The lure of trade and resources prompted Europeans to push ever further into the Americas, making inroads into the continent while increasingly encroaching on Indigenous land. Intertribal competition at times allowed Europeans to employ divide and conquer strategies, but just as often, Indigenous peoples turned European rivalry and competition to their own advantage. Indigenous people were not simply pawns in European colonization—they had agency and carved out their own lives amid colonization, warfare, and disease.
Some Indigenous communities banded together to form confederacies or tribal groups. Others raided neighboring groups to take captives, a practice in effect among many tribes prior to European arrival, but one that seems to have been exacerbated by European arrival. For example, many Iroquois (Haudenosaunee) groups engaged in Mourning Wars to take captives in order to adopt them into Iroquois communities and boost populations.
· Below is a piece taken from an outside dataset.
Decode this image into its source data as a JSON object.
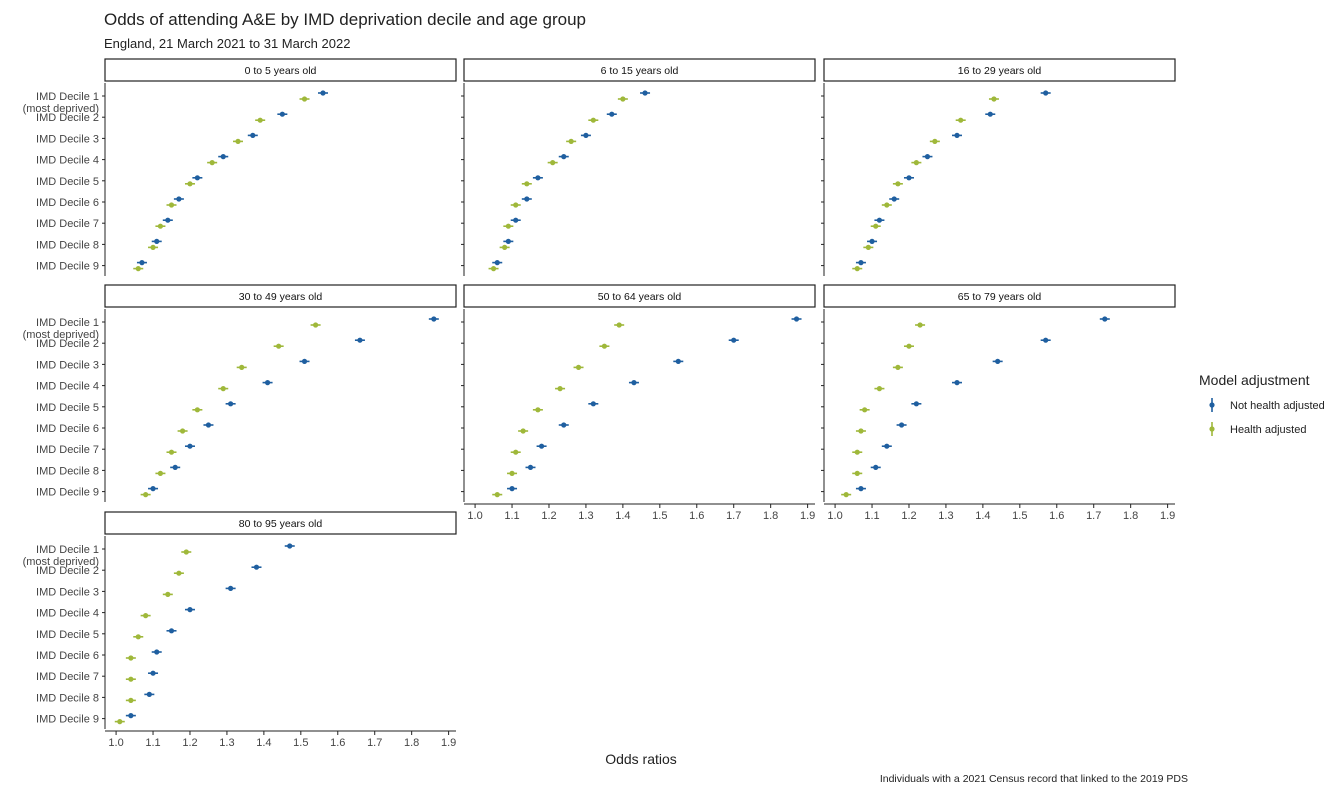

Some scholars suggest that the Beaver Wars of the 17th century served as an escalation of this tradition in part as a response to smallpox epidemics. Some indigenous groups—like the Iroquois, Cherokee, and Comanche—managed to grow more powerful, in part by controlling trade routes, acquiring horses or firearms, and negotiating strategically with European powers. Many Indigenous groups also served as crucial links in growing trade networks, facilitating the exchange of furs, horses, guns, and other goods across vast regions and using these links as leverage. The Iroquois, for example, used diplomacy and shifting alliances to protect their autonomy and expand their influence throughout the Great Lakes and Ohio Valley, often playing the English and French against one another. The Comanche emerged as a dominant force on the southern Plains by adopting the horse and expanding their territory and power, conducting trade and raids across the vast region.
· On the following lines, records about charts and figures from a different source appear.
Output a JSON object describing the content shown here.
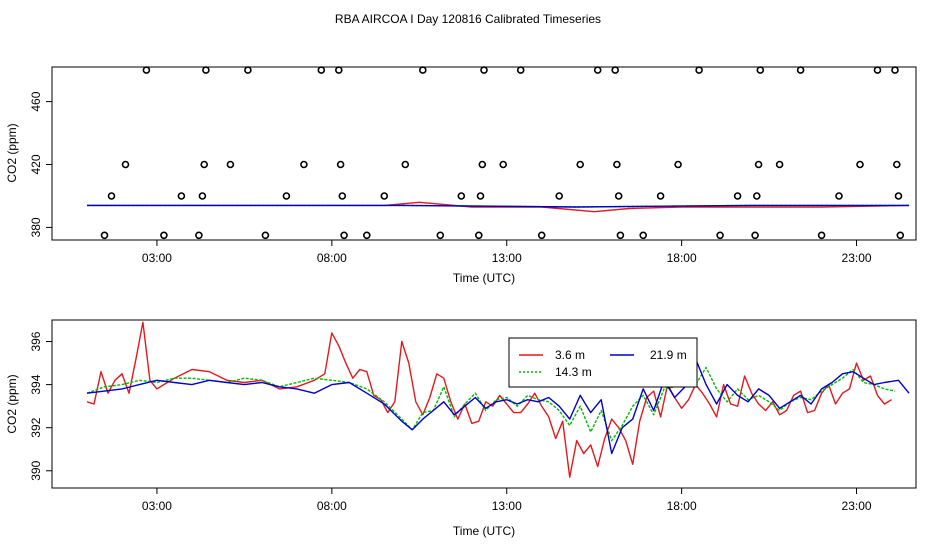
{
  "page": {
    "title": "RBA AIRCOA I  Day 120816  Calibrated Timeseries"
  },
  "colors": {
    "c36": "#e31a1c",
    "c143": "#00bb00",
    "c219": "#0000cc",
    "axis": "#000000"
  },
  "chart_data": [
    {
      "type": "scatter",
      "title": "RBA AIRCOA I  Day 120816  Calibrated Timeseries",
      "xlabel": "Time (UTC)",
      "ylabel": "CO2 (ppm)",
      "xlim": [
        0,
        24.7
      ],
      "ylim": [
        372,
        482
      ],
      "xticks": [
        3,
        8,
        13,
        18,
        23
      ],
      "xtick_labels": [
        "03:00",
        "08:00",
        "13:00",
        "18:00",
        "23:00"
      ],
      "yticks": [
        380,
        420,
        460
      ],
      "ytick_labels": [
        "380",
        "420",
        "460"
      ],
      "calibration_points": [
        {
          "x": 1.5,
          "y": 375
        },
        {
          "x": 2.1,
          "y": 420
        },
        {
          "x": 1.7,
          "y": 400
        },
        {
          "x": 2.7,
          "y": 480
        },
        {
          "x": 3.2,
          "y": 375
        },
        {
          "x": 3.7,
          "y": 400
        },
        {
          "x": 4.2,
          "y": 375
        },
        {
          "x": 4.3,
          "y": 400
        },
        {
          "x": 4.35,
          "y": 420
        },
        {
          "x": 4.4,
          "y": 480
        },
        {
          "x": 5.1,
          "y": 420
        },
        {
          "x": 5.6,
          "y": 480
        },
        {
          "x": 6.1,
          "y": 375
        },
        {
          "x": 6.7,
          "y": 400
        },
        {
          "x": 7.2,
          "y": 420
        },
        {
          "x": 7.7,
          "y": 480
        },
        {
          "x": 8.2,
          "y": 480
        },
        {
          "x": 8.25,
          "y": 420
        },
        {
          "x": 8.3,
          "y": 400
        },
        {
          "x": 8.35,
          "y": 375
        },
        {
          "x": 9.0,
          "y": 375
        },
        {
          "x": 9.5,
          "y": 400
        },
        {
          "x": 10.1,
          "y": 420
        },
        {
          "x": 10.6,
          "y": 480
        },
        {
          "x": 11.1,
          "y": 375
        },
        {
          "x": 11.7,
          "y": 400
        },
        {
          "x": 12.2,
          "y": 375
        },
        {
          "x": 12.25,
          "y": 400
        },
        {
          "x": 12.3,
          "y": 420
        },
        {
          "x": 12.35,
          "y": 480
        },
        {
          "x": 12.9,
          "y": 420
        },
        {
          "x": 13.4,
          "y": 480
        },
        {
          "x": 14.0,
          "y": 375
        },
        {
          "x": 14.5,
          "y": 400
        },
        {
          "x": 15.1,
          "y": 420
        },
        {
          "x": 15.6,
          "y": 480
        },
        {
          "x": 16.1,
          "y": 480
        },
        {
          "x": 16.15,
          "y": 420
        },
        {
          "x": 16.2,
          "y": 400
        },
        {
          "x": 16.25,
          "y": 375
        },
        {
          "x": 16.9,
          "y": 375
        },
        {
          "x": 17.4,
          "y": 400
        },
        {
          "x": 17.9,
          "y": 420
        },
        {
          "x": 18.5,
          "y": 480
        },
        {
          "x": 19.1,
          "y": 375
        },
        {
          "x": 19.6,
          "y": 400
        },
        {
          "x": 20.1,
          "y": 375
        },
        {
          "x": 20.15,
          "y": 400
        },
        {
          "x": 20.2,
          "y": 420
        },
        {
          "x": 20.25,
          "y": 480
        },
        {
          "x": 20.8,
          "y": 420
        },
        {
          "x": 21.4,
          "y": 480
        },
        {
          "x": 22.0,
          "y": 375
        },
        {
          "x": 22.5,
          "y": 400
        },
        {
          "x": 23.1,
          "y": 420
        },
        {
          "x": 23.6,
          "y": 480
        },
        {
          "x": 24.1,
          "y": 480
        },
        {
          "x": 24.15,
          "y": 420
        },
        {
          "x": 24.2,
          "y": 400
        },
        {
          "x": 24.25,
          "y": 375
        }
      ],
      "series": [
        {
          "name": "3.6 m",
          "x": [
            1,
            3,
            5,
            7,
            9.5,
            10.5,
            12,
            14,
            15.5,
            16.5,
            18,
            20,
            22,
            24.5
          ],
          "y": [
            394,
            394,
            394,
            394,
            394,
            396,
            393,
            393,
            390,
            392,
            393,
            393,
            393,
            394
          ]
        },
        {
          "name": "14.3 m",
          "x": [
            1,
            5,
            10,
            15,
            20,
            24.5
          ],
          "y": [
            394,
            394,
            394,
            393,
            394,
            394
          ]
        },
        {
          "name": "21.9 m",
          "x": [
            1,
            5,
            10,
            15,
            20,
            24.5
          ],
          "y": [
            394,
            394,
            394,
            393,
            394,
            394
          ]
        }
      ]
    },
    {
      "type": "line",
      "xlabel": "Time (UTC)",
      "ylabel": "CO2 (ppm)",
      "xlim": [
        0,
        24.7
      ],
      "ylim": [
        389.2,
        397.0
      ],
      "xticks": [
        3,
        8,
        13,
        18,
        23
      ],
      "xtick_labels": [
        "03:00",
        "08:00",
        "13:00",
        "18:00",
        "23:00"
      ],
      "yticks": [
        390,
        392,
        394,
        396
      ],
      "ytick_labels": [
        "390",
        "392",
        "394",
        "396"
      ],
      "legend": {
        "position": "top-center",
        "entries": [
          "3.6 m",
          "21.9 m",
          "14.3 m"
        ]
      },
      "series": [
        {
          "name": "3.6 m",
          "x": [
            1.0,
            1.2,
            1.4,
            1.6,
            1.8,
            2.0,
            2.2,
            2.4,
            2.6,
            2.8,
            3.0,
            3.5,
            4.0,
            4.5,
            5.0,
            5.5,
            6.0,
            6.5,
            7.0,
            7.5,
            7.8,
            8.0,
            8.2,
            8.4,
            8.6,
            8.8,
            9.0,
            9.2,
            9.4,
            9.6,
            9.8,
            10.0,
            10.2,
            10.4,
            10.6,
            10.8,
            11.0,
            11.2,
            11.4,
            11.6,
            11.8,
            12.0,
            12.2,
            12.4,
            12.6,
            12.8,
            13.0,
            13.2,
            13.4,
            13.6,
            13.8,
            14.0,
            14.2,
            14.4,
            14.6,
            14.8,
            15.0,
            15.2,
            15.4,
            15.6,
            15.8,
            16.0,
            16.2,
            16.4,
            16.6,
            16.8,
            17.0,
            17.2,
            17.4,
            17.6,
            17.8,
            18.0,
            18.2,
            18.4,
            18.6,
            18.8,
            19.0,
            19.2,
            19.4,
            19.6,
            19.8,
            20.0,
            20.2,
            20.4,
            20.6,
            20.8,
            21.0,
            21.2,
            21.4,
            21.6,
            21.8,
            22.0,
            22.2,
            22.4,
            22.6,
            22.8,
            23.0,
            23.2,
            23.4,
            23.6,
            23.8,
            24.0
          ],
          "y": [
            393.2,
            393.1,
            394.6,
            393.6,
            394.2,
            394.5,
            393.6,
            395.2,
            396.9,
            394.2,
            393.8,
            394.3,
            394.7,
            394.6,
            394.2,
            394.1,
            394.2,
            393.8,
            393.9,
            394.2,
            394.5,
            396.4,
            395.8,
            395.0,
            394.3,
            394.7,
            394.6,
            393.5,
            393.3,
            392.7,
            393.2,
            396.0,
            395.0,
            393.2,
            392.6,
            393.4,
            394.5,
            394.3,
            393.2,
            392.4,
            393.1,
            392.2,
            392.3,
            393.2,
            393.0,
            393.5,
            393.1,
            392.7,
            392.7,
            393.1,
            393.6,
            393.0,
            392.5,
            391.5,
            392.3,
            389.7,
            391.4,
            390.8,
            391.2,
            390.2,
            391.5,
            392.4,
            392.0,
            391.4,
            390.3,
            392.3,
            393.4,
            393.7,
            392.5,
            394.0,
            393.4,
            392.9,
            393.3,
            394.0,
            393.6,
            393.1,
            392.5,
            394.0,
            393.1,
            393.0,
            394.4,
            393.6,
            393.1,
            392.8,
            393.2,
            392.6,
            392.8,
            393.5,
            393.7,
            392.7,
            392.8,
            393.6,
            394.0,
            393.1,
            393.6,
            393.8,
            395.0,
            394.2,
            394.4,
            393.5,
            393.1,
            393.3
          ]
        },
        {
          "name": "14.3 m",
          "x": [
            1.0,
            1.5,
            2.0,
            2.5,
            3.0,
            3.5,
            4.0,
            4.5,
            5.0,
            5.5,
            6.0,
            6.5,
            7.0,
            7.5,
            8.0,
            8.5,
            9.0,
            9.5,
            10.0,
            10.3,
            10.6,
            10.9,
            11.2,
            11.5,
            11.8,
            12.1,
            12.4,
            12.7,
            13.0,
            13.3,
            13.6,
            13.9,
            14.2,
            14.5,
            14.8,
            15.1,
            15.4,
            15.7,
            16.0,
            16.3,
            16.6,
            16.9,
            17.2,
            17.5,
            17.8,
            18.1,
            18.4,
            18.7,
            19.0,
            19.3,
            19.6,
            19.9,
            20.2,
            20.5,
            20.8,
            21.1,
            21.4,
            21.7,
            22.0,
            22.3,
            22.6,
            22.9,
            23.2,
            23.5,
            23.8,
            24.1
          ],
          "y": [
            393.6,
            393.9,
            394.0,
            394.2,
            394.1,
            394.3,
            394.3,
            394.2,
            394.1,
            394.3,
            394.2,
            393.9,
            394.1,
            394.3,
            394.2,
            394.1,
            393.8,
            393.2,
            392.4,
            391.9,
            392.7,
            392.8,
            393.9,
            392.5,
            393.1,
            393.6,
            392.8,
            393.3,
            393.4,
            393.0,
            393.5,
            393.3,
            393.2,
            392.8,
            392.1,
            393.0,
            391.8,
            392.8,
            391.4,
            392.1,
            393.0,
            393.5,
            392.6,
            393.8,
            393.9,
            394.1,
            394.0,
            394.8,
            393.8,
            393.2,
            393.8,
            393.3,
            393.5,
            393.2,
            392.8,
            393.2,
            393.4,
            393.3,
            393.7,
            394.0,
            394.3,
            394.7,
            394.1,
            394.0,
            393.8,
            393.7
          ]
        },
        {
          "name": "21.9 m",
          "x": [
            1.0,
            1.5,
            2.0,
            2.5,
            3.0,
            3.5,
            4.0,
            4.5,
            5.0,
            5.5,
            6.0,
            6.5,
            7.0,
            7.5,
            8.0,
            8.5,
            9.0,
            9.5,
            10.0,
            10.3,
            10.6,
            10.9,
            11.2,
            11.5,
            11.8,
            12.1,
            12.4,
            12.7,
            13.0,
            13.3,
            13.6,
            13.9,
            14.2,
            14.5,
            14.8,
            15.1,
            15.4,
            15.7,
            16.0,
            16.3,
            16.6,
            16.9,
            17.2,
            17.5,
            17.8,
            18.1,
            18.4,
            18.7,
            19.0,
            19.3,
            19.6,
            19.9,
            20.2,
            20.5,
            20.8,
            21.1,
            21.4,
            21.7,
            22.0,
            22.3,
            22.6,
            22.9,
            23.2,
            23.5,
            23.8,
            24.2,
            24.5
          ],
          "y": [
            393.6,
            393.7,
            393.8,
            394.0,
            394.2,
            394.1,
            394.0,
            394.2,
            394.1,
            394.0,
            394.1,
            393.9,
            393.8,
            393.6,
            394.0,
            394.1,
            393.6,
            393.1,
            392.3,
            391.9,
            392.4,
            392.8,
            393.2,
            392.6,
            393.0,
            393.4,
            392.9,
            393.2,
            393.3,
            393.1,
            393.3,
            393.2,
            393.4,
            393.0,
            392.4,
            393.5,
            392.7,
            393.3,
            390.8,
            392.0,
            392.4,
            393.8,
            392.8,
            394.2,
            393.4,
            393.9,
            395.2,
            394.0,
            393.1,
            394.0,
            393.5,
            393.2,
            393.8,
            393.5,
            392.9,
            393.2,
            393.5,
            393.1,
            393.8,
            394.1,
            394.5,
            394.6,
            394.3,
            394.0,
            394.1,
            394.2,
            393.6
          ]
        }
      ]
    }
  ]
}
Other Indigenous communities found themselves displaced by settler encroachment or military defeat, especially as European settlements expanded. Some were pushed into marginal lands or migrated to new areas, displacing neighboring groups and further exacerbating tensions over resources, as seen in Bacon's Rebellion. Thus, even in the face of growing European power, Indigenous nations remained central actors in the shaping of North America’s political and economic landscape.